It is no surprise to see Anna Kate Reid Hipp ’63 listed among the dynamic leaders of Mary Baldwin’s current fundraising effort. In the 1970s, she served in a top role for the New Directions Capital Campaign. She was national co-chair of the 1992 Sesquicentennial Campaign. Just a few years ago, she became a member of the college’s National Leadership Gifts Council.
Hipp is just as eager to rally donors this time around as she was 40 years ago.
“The Murphy Deming College of Health Sciences is the big, sustaining change that the college needs right now,” she said from Greenville, South Carolina, where she has established herself as a civic leader and philanthropist.
The Arkansas native came to Mary Baldwin with plans to transfer to an in-state university after her freshman year — as did most of her peers at the time. Hipp’s course changed quickly when she made close friends, enjoyed her classes … and met her future husband. She stayed. And she became one of the college’s most dedicated supporters — a legacy highlighted by becoming the first alumna and first woman to chair the Board of Trustees — during her nearly 25 years of service.
What’s unique about generous gifts from Hipp and her husband, Hayne, over the past five decades is that they have rarely been designated for specific projects or programs. By keeping close counsel with college leaders, she repeatedly demonstrates confidence in their ability to know where funds will be most effective. The Hipp Innovation Fund, created in 2007 to support college-wide efforts to increase enrollment, is a prime example of how she finds exactly what MBC needs at the time. In turn, fundraisers know that they can count on Hipp’s contributions to the Baldwin Fund and on her support for the popular Doenges Visiting Artist/Scholar program, established in memory of her former classmate, Elizabeth “Liddy” Kirkpatrick Doenges.
“I have to admit that I’m a little selfish: I want to see things happen in my lifetime,” said Hipp, explaining that her philanthropy is focused on directing funds “right into the bloodstream of the institution.”

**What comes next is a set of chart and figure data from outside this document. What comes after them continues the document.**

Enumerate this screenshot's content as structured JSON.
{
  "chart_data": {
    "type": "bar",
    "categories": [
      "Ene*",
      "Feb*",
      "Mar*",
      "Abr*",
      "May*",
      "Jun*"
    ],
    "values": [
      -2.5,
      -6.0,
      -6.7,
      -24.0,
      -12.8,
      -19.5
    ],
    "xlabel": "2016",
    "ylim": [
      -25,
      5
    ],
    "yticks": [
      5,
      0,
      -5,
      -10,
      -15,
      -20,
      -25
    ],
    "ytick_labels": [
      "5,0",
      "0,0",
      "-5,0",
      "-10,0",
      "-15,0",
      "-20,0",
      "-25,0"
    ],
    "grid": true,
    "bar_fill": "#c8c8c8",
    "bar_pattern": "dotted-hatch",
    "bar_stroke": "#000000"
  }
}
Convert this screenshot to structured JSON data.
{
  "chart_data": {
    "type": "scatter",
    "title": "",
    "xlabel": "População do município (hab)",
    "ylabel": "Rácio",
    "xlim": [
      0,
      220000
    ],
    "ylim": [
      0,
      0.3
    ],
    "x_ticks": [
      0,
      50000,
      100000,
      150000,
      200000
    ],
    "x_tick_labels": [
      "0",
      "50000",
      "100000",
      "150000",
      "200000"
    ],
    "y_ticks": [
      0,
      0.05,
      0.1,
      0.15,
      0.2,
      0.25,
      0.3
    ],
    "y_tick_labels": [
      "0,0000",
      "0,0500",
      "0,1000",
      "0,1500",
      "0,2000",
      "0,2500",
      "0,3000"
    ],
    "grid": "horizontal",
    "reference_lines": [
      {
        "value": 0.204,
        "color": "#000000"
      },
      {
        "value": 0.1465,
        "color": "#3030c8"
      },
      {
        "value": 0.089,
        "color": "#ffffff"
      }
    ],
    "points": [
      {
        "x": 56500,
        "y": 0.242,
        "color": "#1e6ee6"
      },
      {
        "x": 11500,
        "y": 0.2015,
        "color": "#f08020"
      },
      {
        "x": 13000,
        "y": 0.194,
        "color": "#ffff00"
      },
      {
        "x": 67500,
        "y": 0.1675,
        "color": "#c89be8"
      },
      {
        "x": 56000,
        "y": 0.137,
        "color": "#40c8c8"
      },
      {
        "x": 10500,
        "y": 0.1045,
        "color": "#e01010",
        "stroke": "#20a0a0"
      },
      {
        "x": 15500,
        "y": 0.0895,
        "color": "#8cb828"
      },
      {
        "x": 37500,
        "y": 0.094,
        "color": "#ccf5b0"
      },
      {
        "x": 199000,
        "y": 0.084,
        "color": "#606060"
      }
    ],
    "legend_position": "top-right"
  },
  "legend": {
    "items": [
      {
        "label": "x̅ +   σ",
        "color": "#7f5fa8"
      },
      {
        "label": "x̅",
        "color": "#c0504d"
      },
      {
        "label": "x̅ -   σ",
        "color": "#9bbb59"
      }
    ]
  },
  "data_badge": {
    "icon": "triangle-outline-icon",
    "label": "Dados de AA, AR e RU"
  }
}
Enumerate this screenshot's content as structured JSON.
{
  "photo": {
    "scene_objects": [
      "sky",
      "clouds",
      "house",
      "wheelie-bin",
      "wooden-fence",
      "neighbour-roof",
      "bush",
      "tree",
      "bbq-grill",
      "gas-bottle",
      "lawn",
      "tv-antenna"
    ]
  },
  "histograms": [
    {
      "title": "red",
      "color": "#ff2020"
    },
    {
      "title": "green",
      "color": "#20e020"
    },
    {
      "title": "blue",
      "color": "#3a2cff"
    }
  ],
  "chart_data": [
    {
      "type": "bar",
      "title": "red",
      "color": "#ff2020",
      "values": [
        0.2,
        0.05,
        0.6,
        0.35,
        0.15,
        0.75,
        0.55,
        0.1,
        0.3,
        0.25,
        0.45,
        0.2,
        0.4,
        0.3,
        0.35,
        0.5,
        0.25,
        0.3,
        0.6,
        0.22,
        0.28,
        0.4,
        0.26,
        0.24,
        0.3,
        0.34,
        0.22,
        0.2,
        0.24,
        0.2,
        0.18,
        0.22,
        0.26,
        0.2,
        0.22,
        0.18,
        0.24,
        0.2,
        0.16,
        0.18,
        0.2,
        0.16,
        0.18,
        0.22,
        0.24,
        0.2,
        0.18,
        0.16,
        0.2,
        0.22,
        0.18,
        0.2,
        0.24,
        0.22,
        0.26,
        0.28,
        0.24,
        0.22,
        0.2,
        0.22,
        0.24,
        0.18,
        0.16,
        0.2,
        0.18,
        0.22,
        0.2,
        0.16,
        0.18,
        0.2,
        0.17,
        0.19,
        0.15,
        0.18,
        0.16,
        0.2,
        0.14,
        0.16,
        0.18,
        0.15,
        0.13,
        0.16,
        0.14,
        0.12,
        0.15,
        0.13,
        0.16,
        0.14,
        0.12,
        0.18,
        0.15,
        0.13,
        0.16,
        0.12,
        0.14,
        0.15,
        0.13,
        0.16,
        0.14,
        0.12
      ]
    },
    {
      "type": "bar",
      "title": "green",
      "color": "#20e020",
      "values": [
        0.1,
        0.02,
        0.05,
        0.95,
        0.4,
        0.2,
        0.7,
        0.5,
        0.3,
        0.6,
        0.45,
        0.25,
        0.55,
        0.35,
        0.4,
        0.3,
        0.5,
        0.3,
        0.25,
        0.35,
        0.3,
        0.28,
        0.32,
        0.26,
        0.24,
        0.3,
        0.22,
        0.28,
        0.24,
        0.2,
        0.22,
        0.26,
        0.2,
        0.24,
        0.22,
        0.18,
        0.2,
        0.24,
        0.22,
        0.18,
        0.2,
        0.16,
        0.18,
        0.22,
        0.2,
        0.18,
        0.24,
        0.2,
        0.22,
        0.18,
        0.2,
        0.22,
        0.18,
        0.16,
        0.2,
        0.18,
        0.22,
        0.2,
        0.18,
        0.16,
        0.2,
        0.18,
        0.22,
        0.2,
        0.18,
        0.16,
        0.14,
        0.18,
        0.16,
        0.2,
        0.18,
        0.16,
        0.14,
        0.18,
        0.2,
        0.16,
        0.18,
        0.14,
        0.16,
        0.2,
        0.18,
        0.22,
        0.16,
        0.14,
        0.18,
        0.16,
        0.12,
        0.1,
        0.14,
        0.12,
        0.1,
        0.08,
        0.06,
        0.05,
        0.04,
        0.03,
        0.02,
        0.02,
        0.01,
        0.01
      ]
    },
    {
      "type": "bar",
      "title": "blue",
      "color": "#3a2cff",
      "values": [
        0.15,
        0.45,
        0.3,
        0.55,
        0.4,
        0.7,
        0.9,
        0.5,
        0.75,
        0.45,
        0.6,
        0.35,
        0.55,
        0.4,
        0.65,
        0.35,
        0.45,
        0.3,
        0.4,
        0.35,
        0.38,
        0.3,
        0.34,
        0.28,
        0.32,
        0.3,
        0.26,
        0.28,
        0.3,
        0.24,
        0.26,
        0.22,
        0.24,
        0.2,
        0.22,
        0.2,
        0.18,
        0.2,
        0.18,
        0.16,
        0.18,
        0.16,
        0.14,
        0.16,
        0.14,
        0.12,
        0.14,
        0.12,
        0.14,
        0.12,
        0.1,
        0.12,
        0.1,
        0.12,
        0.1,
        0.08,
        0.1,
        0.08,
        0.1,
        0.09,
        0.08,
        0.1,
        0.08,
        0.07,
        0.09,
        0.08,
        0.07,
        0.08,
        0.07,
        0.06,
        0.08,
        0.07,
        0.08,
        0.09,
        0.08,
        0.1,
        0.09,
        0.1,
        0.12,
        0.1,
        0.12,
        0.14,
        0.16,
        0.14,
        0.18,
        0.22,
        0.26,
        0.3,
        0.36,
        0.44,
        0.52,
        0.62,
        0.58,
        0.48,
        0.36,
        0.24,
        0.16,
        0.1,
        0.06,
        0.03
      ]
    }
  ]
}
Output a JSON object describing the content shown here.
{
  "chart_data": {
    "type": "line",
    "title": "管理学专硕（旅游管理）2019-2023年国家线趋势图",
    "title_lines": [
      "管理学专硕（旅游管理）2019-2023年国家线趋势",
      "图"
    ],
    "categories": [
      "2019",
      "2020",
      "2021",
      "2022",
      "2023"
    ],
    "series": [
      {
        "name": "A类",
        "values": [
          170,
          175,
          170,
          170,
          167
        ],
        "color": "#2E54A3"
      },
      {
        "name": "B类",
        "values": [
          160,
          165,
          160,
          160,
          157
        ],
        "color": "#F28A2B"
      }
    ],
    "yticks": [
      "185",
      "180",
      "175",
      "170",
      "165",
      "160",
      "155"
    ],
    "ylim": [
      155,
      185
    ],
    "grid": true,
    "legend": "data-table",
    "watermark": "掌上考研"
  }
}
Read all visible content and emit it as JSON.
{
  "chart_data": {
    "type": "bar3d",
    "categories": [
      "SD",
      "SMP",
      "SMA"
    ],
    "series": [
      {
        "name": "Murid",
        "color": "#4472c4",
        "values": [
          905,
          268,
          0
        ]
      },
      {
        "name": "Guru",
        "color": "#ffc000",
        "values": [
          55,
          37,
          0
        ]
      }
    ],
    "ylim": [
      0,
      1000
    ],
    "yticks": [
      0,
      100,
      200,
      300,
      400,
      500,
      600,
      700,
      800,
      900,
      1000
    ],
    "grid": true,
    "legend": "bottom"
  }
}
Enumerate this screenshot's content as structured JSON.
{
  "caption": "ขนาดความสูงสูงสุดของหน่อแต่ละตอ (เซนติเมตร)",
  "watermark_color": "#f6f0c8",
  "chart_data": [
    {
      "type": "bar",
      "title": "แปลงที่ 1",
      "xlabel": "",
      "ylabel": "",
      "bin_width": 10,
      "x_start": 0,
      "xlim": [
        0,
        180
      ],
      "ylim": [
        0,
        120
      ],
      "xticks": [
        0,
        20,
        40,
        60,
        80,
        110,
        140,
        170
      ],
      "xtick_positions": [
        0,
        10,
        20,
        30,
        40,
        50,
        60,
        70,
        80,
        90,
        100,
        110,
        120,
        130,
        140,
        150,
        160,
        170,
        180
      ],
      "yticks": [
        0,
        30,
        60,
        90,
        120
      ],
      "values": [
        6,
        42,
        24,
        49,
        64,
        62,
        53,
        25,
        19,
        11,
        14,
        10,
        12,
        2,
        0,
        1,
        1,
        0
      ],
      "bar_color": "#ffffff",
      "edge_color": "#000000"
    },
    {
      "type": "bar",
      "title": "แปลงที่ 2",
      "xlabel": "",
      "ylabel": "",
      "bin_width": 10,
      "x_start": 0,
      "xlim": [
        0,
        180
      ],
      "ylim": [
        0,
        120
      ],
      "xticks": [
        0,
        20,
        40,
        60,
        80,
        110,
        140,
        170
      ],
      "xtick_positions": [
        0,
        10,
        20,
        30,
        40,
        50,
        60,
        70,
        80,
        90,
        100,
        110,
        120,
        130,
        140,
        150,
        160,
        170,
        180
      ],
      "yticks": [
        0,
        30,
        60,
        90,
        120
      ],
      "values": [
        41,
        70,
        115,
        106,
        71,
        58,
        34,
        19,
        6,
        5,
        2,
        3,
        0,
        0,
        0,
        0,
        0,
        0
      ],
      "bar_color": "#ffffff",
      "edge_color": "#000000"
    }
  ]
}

As she prepares to celebrate her 50th Reunion in 2013, Hipp recognizes that the educational needs and opportunities for women have changed dramatically since her college years. While some women’s colleges have been reluctant to change — and paid the price by closing their doors or becoming co-ed schools — Mary Baldwin has adapted accordingly, reimagining itself without losing the core undergraduate women’s program, she said.
“My favorite cause is Mary Baldwin College,” she said. “I have been involved in her life for so long. I give generously, give gladly, give for the pleasure of giving, and I give because it does make a difference.”